Other commands in Makefile are pretty self-explanatory.

Making And Developing Issue

Using web UI or GitHub CLI create new Issue in repository. If Issue title provides clean information about changes one can leave it as is, but we encourage providing details in Issue body.

In order to start developing new issue create branch with the following naming convention:

<issue-number>-<title>

As example: 101-how-to-start

Making Commit

To make a commit use commitizen:

cz c

This would invoke a set of prompts that one should follow in order to make correct conventional commits.

Preparing Release

When new release is coming firstly observe changes that are going to become a part of this release in order to understand what SemVer should be provided. Than create Issue on preparing release with title Release v<X>.<Y>.<Z> and develop it as any other issue.

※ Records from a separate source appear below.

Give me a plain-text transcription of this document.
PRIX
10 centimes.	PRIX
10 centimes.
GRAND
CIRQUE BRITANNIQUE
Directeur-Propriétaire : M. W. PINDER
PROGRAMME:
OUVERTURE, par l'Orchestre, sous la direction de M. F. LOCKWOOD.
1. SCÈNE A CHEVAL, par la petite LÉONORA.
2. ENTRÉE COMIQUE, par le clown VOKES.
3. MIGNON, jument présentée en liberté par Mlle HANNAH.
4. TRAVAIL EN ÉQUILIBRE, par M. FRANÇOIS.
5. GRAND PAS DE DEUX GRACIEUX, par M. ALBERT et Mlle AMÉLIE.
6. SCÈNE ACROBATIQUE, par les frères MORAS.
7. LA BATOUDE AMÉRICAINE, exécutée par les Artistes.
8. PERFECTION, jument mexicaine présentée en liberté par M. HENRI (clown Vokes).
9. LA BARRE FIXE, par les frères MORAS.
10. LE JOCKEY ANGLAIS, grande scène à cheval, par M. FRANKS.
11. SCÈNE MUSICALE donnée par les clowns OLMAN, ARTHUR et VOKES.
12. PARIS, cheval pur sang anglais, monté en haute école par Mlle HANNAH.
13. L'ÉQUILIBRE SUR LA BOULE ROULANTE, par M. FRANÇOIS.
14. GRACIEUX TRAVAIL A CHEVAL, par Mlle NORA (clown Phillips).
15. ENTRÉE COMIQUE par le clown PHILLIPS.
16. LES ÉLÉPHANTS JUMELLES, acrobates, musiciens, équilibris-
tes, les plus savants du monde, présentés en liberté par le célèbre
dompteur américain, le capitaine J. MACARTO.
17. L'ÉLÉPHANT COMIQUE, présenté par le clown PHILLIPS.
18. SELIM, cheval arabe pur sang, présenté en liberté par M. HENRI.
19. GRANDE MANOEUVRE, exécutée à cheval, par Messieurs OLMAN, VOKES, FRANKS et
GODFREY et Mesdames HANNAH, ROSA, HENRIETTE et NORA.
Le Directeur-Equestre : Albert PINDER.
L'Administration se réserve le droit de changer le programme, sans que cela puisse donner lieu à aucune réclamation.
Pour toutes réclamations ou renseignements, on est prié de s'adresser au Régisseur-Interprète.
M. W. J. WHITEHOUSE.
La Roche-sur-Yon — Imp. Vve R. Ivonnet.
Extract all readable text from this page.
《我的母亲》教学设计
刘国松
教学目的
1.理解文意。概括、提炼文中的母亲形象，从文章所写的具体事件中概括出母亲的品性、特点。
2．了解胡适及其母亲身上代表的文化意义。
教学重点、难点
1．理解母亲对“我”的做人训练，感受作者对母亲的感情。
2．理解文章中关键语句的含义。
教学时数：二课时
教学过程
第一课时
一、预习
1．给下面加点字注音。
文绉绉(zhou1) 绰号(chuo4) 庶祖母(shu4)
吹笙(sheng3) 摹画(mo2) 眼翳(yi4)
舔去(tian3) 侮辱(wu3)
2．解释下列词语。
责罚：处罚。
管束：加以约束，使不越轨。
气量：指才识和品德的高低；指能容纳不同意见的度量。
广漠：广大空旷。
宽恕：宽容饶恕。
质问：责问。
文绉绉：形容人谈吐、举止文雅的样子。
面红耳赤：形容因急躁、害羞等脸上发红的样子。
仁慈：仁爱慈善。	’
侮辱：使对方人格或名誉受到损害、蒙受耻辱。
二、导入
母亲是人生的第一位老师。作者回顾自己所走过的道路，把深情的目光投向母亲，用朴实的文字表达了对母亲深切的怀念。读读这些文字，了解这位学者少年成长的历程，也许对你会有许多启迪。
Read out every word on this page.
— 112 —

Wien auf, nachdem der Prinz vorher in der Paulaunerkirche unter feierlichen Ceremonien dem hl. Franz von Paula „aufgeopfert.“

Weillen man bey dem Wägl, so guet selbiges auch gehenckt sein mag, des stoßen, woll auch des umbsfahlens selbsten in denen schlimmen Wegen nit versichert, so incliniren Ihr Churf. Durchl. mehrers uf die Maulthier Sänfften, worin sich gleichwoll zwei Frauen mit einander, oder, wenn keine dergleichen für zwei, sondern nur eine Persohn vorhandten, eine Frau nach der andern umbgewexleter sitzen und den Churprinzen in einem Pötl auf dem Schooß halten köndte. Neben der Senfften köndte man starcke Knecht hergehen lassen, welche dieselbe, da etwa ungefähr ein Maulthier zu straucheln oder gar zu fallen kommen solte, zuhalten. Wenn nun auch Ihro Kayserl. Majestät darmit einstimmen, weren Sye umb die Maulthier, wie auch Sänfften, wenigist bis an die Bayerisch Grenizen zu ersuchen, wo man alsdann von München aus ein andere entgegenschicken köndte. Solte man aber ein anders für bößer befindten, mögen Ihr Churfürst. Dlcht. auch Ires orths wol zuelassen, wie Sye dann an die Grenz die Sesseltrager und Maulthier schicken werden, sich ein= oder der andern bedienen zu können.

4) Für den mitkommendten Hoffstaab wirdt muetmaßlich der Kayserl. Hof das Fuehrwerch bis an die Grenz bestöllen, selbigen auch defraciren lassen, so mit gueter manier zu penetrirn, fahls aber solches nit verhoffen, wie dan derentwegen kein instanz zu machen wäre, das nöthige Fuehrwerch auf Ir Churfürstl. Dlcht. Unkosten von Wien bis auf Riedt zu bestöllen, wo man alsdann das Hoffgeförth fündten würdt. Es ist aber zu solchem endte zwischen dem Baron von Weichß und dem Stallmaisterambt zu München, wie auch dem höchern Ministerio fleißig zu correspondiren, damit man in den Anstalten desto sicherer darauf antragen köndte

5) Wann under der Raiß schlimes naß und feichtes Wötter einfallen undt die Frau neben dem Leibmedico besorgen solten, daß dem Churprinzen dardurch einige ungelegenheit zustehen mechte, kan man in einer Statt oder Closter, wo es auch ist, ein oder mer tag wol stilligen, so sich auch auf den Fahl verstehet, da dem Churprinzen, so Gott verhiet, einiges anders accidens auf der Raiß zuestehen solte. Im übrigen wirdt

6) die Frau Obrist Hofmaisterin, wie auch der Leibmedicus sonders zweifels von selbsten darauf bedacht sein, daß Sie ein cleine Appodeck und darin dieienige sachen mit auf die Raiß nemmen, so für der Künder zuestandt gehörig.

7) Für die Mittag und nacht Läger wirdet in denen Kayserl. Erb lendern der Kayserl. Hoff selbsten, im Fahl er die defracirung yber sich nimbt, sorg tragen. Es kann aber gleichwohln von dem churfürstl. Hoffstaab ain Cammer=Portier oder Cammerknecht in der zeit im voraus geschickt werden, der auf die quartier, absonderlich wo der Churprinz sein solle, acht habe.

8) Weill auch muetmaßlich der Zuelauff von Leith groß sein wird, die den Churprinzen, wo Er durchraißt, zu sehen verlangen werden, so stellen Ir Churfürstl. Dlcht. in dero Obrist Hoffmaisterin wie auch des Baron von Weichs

Developing release Issue might include some additions to documentation and anything that does not change code base crucially (better not changes in code). Only required thing to do in release Issue is change version of project in pyproject.toml via poetry:

poetry version <SemVer>

When release branch is merged to main new release tag and GitHub release are made (via web UI or GitHub CLI).